5. Protect your children’s property.

You should name an adult to manage any money and property your minor children may inherit from you. This can be the same person as the personal guardian you name in your will.

6. File beneficiary forms.

Naming a beneficiary for bank accounts and retirement plans makes the account automatically “payable on death” to your beneficiary and allows the funds to skip the probate process. Likewise, in almost all states, you can register your stocks, bonds, or brokerage accounts to transfer to your beneficiary upon your death.

7. Consider life insurance.

If you have young children or own a house, or you may owe significant debts or estate tax when you die, life insurance may be a good idea.

8. Understand estate taxes.

Most estates — more than 99.7% — won’t owe federal estate taxes.
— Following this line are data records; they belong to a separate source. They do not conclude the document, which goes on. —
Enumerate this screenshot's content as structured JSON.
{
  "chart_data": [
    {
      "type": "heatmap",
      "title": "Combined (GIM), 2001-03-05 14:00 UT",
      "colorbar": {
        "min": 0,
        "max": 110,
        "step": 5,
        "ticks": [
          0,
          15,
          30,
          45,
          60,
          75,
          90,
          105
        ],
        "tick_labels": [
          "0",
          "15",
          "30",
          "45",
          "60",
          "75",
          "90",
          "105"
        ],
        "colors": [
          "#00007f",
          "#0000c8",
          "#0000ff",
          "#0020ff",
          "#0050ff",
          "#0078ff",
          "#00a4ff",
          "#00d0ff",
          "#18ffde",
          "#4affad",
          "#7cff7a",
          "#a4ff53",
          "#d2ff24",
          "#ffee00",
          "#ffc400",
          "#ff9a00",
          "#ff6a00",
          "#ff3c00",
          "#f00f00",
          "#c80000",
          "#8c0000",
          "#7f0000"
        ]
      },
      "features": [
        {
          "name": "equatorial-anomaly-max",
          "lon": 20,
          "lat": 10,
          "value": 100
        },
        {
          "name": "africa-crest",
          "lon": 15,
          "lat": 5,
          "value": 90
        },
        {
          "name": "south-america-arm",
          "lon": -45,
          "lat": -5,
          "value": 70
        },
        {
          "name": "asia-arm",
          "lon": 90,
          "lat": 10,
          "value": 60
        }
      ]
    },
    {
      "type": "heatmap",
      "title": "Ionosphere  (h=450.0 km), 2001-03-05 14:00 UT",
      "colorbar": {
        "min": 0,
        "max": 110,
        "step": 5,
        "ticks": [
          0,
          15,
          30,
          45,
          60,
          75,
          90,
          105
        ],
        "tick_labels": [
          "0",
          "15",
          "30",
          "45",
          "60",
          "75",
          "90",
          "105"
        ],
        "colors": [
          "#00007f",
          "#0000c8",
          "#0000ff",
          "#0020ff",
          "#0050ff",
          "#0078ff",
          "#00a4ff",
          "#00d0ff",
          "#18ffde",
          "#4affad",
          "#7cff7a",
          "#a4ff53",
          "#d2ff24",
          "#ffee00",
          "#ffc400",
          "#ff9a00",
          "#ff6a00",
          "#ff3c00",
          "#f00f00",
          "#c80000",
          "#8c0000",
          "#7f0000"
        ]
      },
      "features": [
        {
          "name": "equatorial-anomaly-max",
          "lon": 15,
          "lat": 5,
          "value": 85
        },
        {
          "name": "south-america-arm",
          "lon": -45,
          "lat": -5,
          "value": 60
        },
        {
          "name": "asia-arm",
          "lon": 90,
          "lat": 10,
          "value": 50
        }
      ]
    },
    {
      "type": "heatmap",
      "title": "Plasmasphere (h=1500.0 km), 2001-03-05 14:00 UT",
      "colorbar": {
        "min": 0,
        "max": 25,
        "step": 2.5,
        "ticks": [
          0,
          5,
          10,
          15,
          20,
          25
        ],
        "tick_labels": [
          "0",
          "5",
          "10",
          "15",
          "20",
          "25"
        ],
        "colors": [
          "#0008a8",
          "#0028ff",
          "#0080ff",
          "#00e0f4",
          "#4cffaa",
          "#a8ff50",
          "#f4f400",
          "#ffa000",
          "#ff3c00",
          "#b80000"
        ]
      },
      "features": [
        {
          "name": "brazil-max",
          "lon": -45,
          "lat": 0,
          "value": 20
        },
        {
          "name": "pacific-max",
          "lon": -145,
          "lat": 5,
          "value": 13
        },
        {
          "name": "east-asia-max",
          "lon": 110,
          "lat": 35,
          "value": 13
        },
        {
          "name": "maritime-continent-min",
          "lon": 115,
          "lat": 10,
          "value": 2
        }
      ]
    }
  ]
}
For deaths in 2016, the federal government will impose estate tax at your death only if your taxable estate is worth more than $5.45 million. (This exemption amount rises each year to adjust for inflation.) Also, married couples can transfer up to twice the exempt amount tax-free, and all assets left to a spouse (as long as the spouse is a U.S. citizen) or tax-exempt charity are exempt from the tax.

9. Cover funeral expenses.

Rather than a funeral prepayment plan, which may be unreliable, you can set up a payable-on-death account at your bank and deposit funds into it to pay for your funeral and related expenses.

10. Make final arrangements.

Make your wishes known regarding organ and body donation and disposition of your body — burial or cremation.

11. Protect your business.

If you’re the sole owner of a business, you should have a succession plan. If you own a business with others, you should have a buyout agreement.

12. Store your documents.

Your attorney-in-fact and/or your executor (the person you choose in your will to administer your property after you die) may need access to the following documents:

1. will
2. trusts
3. insurance policies
4. real estate deeds
5. certificates for stocks, bonds, annuities
6. information on bank accounts, mutual funds, and safe deposit boxes
7. information on retirement plans, 401(k) accounts, or IRAs
8. information on debts: credit cards, mortgages and loans, utilities, and unpaid taxes
9. information on funeral prepayment plans, and any final arrangements instructions you have made.